The candidates know the questions in advance, but they remain a secret to the rest of us. The first debate focuses on domestic issues and 50-60 million people are expected to watch.
A petition has been going around asking moderator Jim Lehrer (from PBS News) to pose a question on how the candidates plan to deal with the Supreme Court's Citizens United decision - are they in favor of a constitutional amendment banning corporate spending as "free speech"?
And nine environmental groups delivered more than 160,000 petitions to Lehrer urging him to include at least one question on climate change to bring national attention to the issue, on which candidates have been largely quiet.
"To increase citizens' understanding and concern, these issues need to make it onto the political agenda. One way to do that is to include it in the presidential debates, where the audience for politics is much higher," Marjorie Hershey, a professor of political science at Indiana University, who specializes in campaigns and elections, told Bloomberg.
In fact, merely mentioning an issue during a debate can help elevate it in voters' minds. Their "issue agendas" tend to change before and after debates, Mitchell McKinney, a University of Missouri communications professor, told Bloomberg.
The latest polls show that undecided voters want the federal government to take action on climate change and that it will influence who they vote for.
There's been so much misinformation about the role of fossil fuels vs renewable energy, and on environmental regulations - let's hope the moderator gives the country the opportunity to hear what the candidates really think.
California Moves Forward on Climate Change
Last week, Governor Brown signed 19 bills that promote the use and growth of renewable energy, and now, he's signed two more - this time directly regarding climate change.
The bills address where the revenue will go that's collected through California's cap-and-trade program, that begins January 1. The first auction of carbon allowances takes place before that, on November 14.
In the first year, the program is expected to generate over a billion in revenue for the state - what shall that money be used for?
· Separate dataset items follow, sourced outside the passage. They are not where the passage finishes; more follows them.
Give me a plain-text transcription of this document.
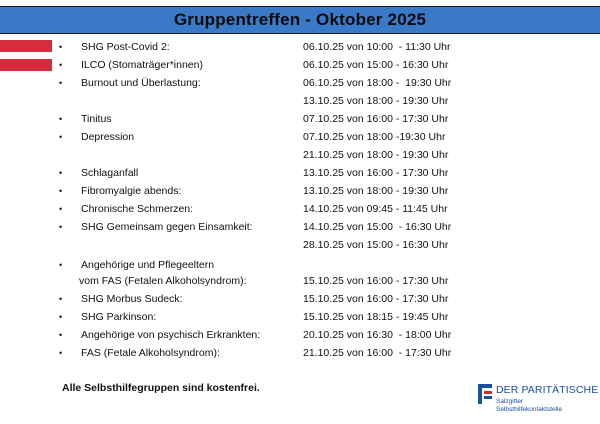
Gruppentreffen - Oktober 2025
• SHG Post-Covid 2:	06.10.25 von 10:00  - 11:30 Uhr
• ILCO (Stomaträger*innen)	06.10.25 von 15:00 - 16:30 Uhr
• Burnout und Überlastung:	06.10.25 von 18:00 -  19:30 Uhr
13.10.25 von 18:00 - 19:30 Uhr
• Tinitus	07.10.25 von 16:00 - 17:30 Uhr
• Depression	07.10.25 von 18:00 -19:30 Uhr
21.10.25 von 18:00 - 19:30 Uhr
• Schlaganfall	13.10.25 von 16:00 - 17:30 Uhr
• Fibromyalgie abends:	13.10.25 von 18:00 - 19:30 Uhr
• Chronische Schmerzen:	14.10.25 von 09:45 - 11:45 Uhr
• SHG Gemeinsam gegen Einsamkeit:	14.10.25 von 15:00  - 16:30 Uhr
28.10.25 von 15:00 - 16:30 Uhr
• Angehörige und Pflegeeltern
vom FAS (Fetalen Alkoholsyndrom):	15.10.25 von 16:00 - 17:30 Uhr
• SHG Morbus Sudeck:	15.10.25 von 16:00 - 17:30 Uhr
• SHG Parkinson:	15.10.25 von 18:15 - 19:45 Uhr
• Angehörige von psychisch Erkrankten:	20.10.25 von 16:30  - 18:00 Uhr
• FAS (Fetale Alkoholsyndrom):	21.10.25 von 16:00  - 17:30 Uhr
Alle Selbsthilfegruppen sind kostenfrei.	DER PARITÄTISCHE
Salzgitter
Selbsthilfekontaktstelle
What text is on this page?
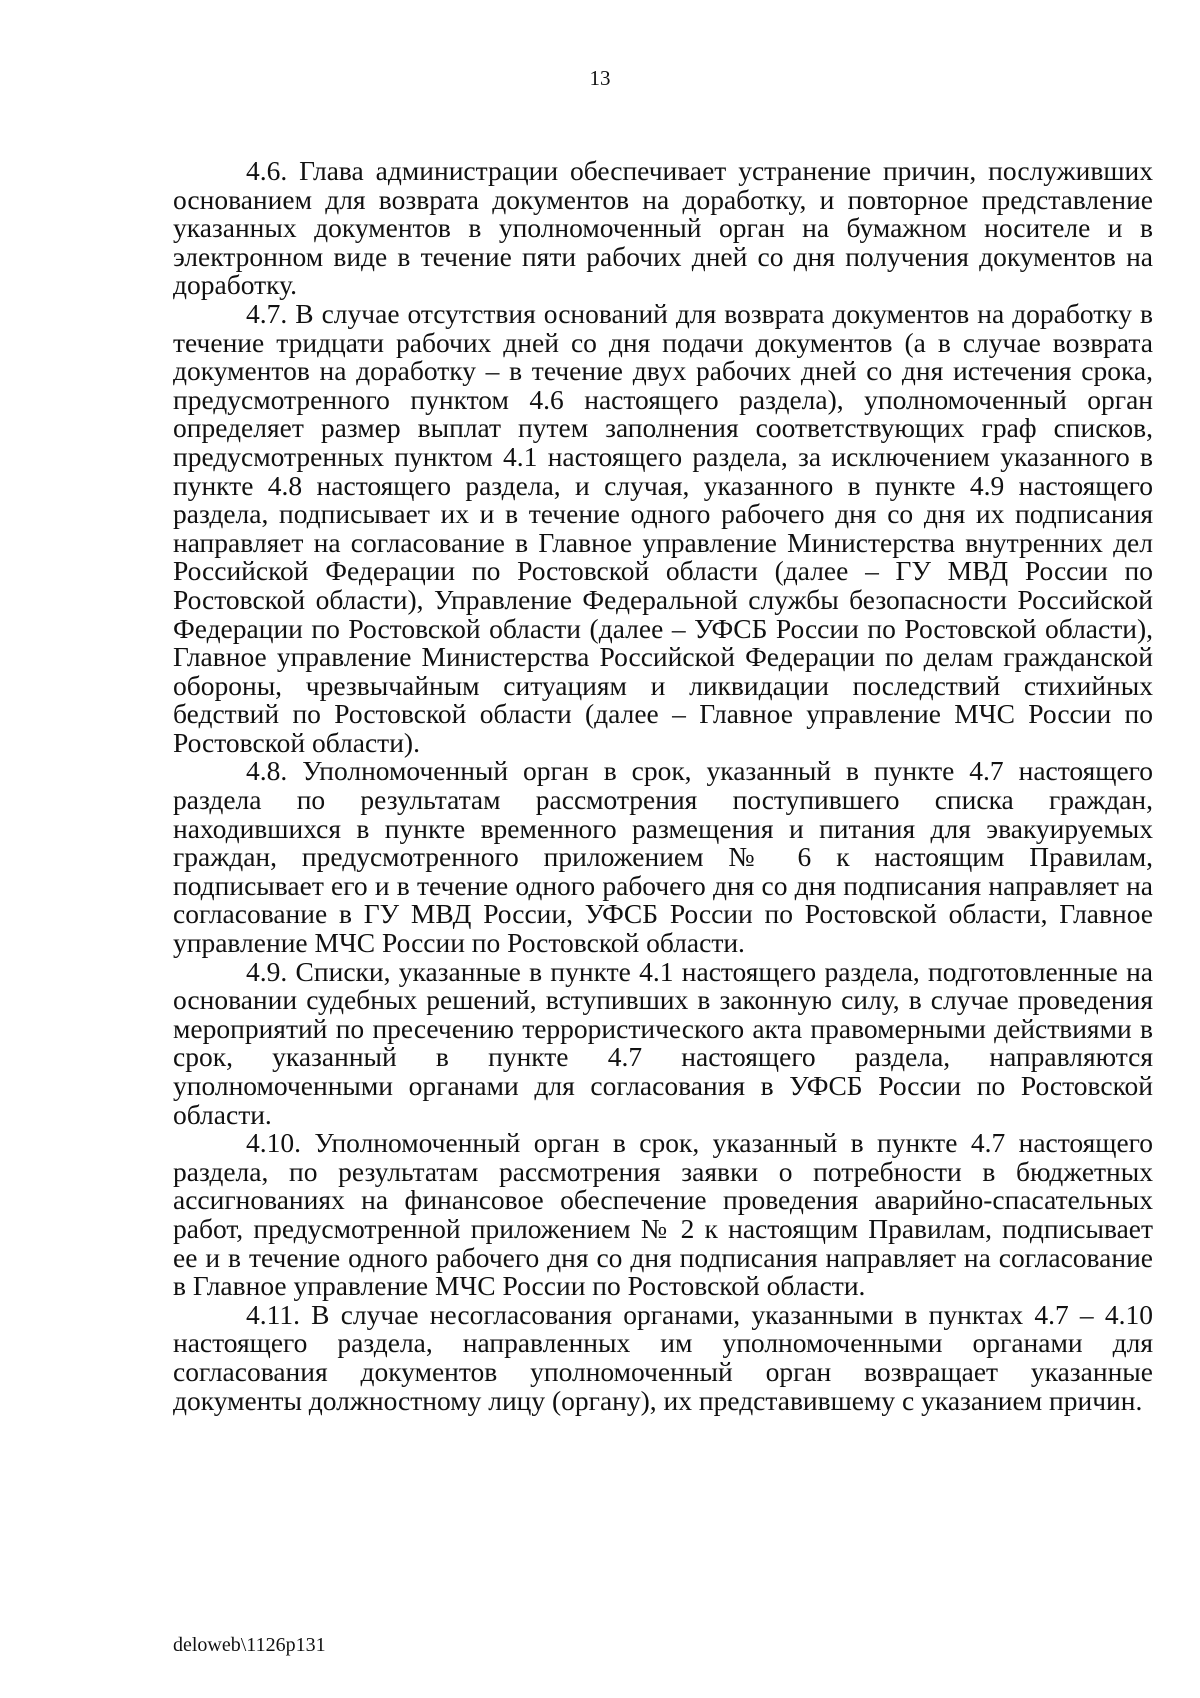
13

4.6. Глава администрации обеспечивает устранение причин, послуживших основанием для возврата документов на доработку, и повторное представление указанных документов в уполномоченный орган на бумажном носителе и в электронном виде в течение пяти рабочих дней со дня получения документов на доработку.

4.7. В случае отсутствия оснований для возврата документов на доработку в течение тридцати рабочих дней со дня подачи документов (а в случае возврата документов на доработку – в течение двух рабочих дней со дня истечения срока, предусмотренного пунктом 4.6 настоящего раздела), уполномоченный орган определяет размер выплат путем заполнения соответствующих граф списков, предусмотренных пунктом 4.1 настоящего раздела, за исключением указанного в пункте 4.8 настоящего раздела, и случая, указанного в пункте 4.9 настоящего раздела, подписывает их и в течение одного рабочего дня со дня их подписания направляет на согласование в Главное управление Министерства внутренних дел Российской Федерации по Ростовской области (далее – ГУ МВД России по Ростовской области), Управление Федеральной службы безопасности Российской Федерации по Ростовской области (далее – УФСБ России по Ростовской области), Главное управление Министерства Российской Федерации по делам гражданской обороны, чрезвычайным ситуациям и ликвидации последствий стихийных бедствий по Ростовской области (далее – Главное управление МЧС России по Ростовской области).

4.8. Уполномоченный орган в срок, указанный в пункте 4.7 настоящего раздела по результатам рассмотрения поступившего списка граждан, находившихся в пункте временного размещения и питания для эвакуируемых граждан, предусмотренного приложением № 6 к настоящим Правилам, подписывает его и в течение одного рабочего дня со дня подписания направляет на согласование в ГУ МВД России, УФСБ России по Ростовской области, Главное управление МЧС России по Ростовской области.

4.9. Списки, указанные в пункте 4.1 настоящего раздела, подготовленные на основании судебных решений, вступивших в законную силу, в случае проведения мероприятий по пресечению террористического акта правомерными действиями в срок, указанный в пункте 4.7 настоящего раздела, направляются уполномоченными органами для согласования в УФСБ России по Ростовской области.

4.10. Уполномоченный орган в срок, указанный в пункте 4.7 настоящего раздела, по результатам рассмотрения заявки о потребности в бюджетных ассигнованиях на финансовое обеспечение проведения аварийно-спасательных работ, предусмотренной приложением № 2 к настоящим Правилам, подписывает ее и в течение одного рабочего дня со дня подписания направляет на согласование в Главное управление МЧС России по Ростовской области.

4.11. В случае несогласования органами, указанными в пунктах 4.7 – 4.10 настоящего раздела, направленных им уполномоченными органами для согласования документов уполномоченный орган возвращает указанные документы должностному лицу (органу), их представившему с указанием причин.

deloweb\1126p131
It's already been decided the proceeds will be used to further reduce California's greenhouse gas emissions, but there are lots of ways to do that from high speed rail to energy efficiency, from preserving forests to oceans.
Thus, one bill directs the Department of Finance and the California Air Resources Board (ARB) to set up a bank account and develop an investment plan for the funds. The plan must be approved by the legislature as part of the budget - and it will be reviewed every year.
The other bill requires that 25% of revenue from emission permit auctions go to low-income neighborhoods, which tend to have the lowest air quality. It gives California's Environmental Protection Agency the task of deciding which communities should be targeted.
Revenues can't go into the state's general fund, because then cap-and-trade would be considered a tax and would have to be approved by a two-thirds supermajority of both houses of the Legislature.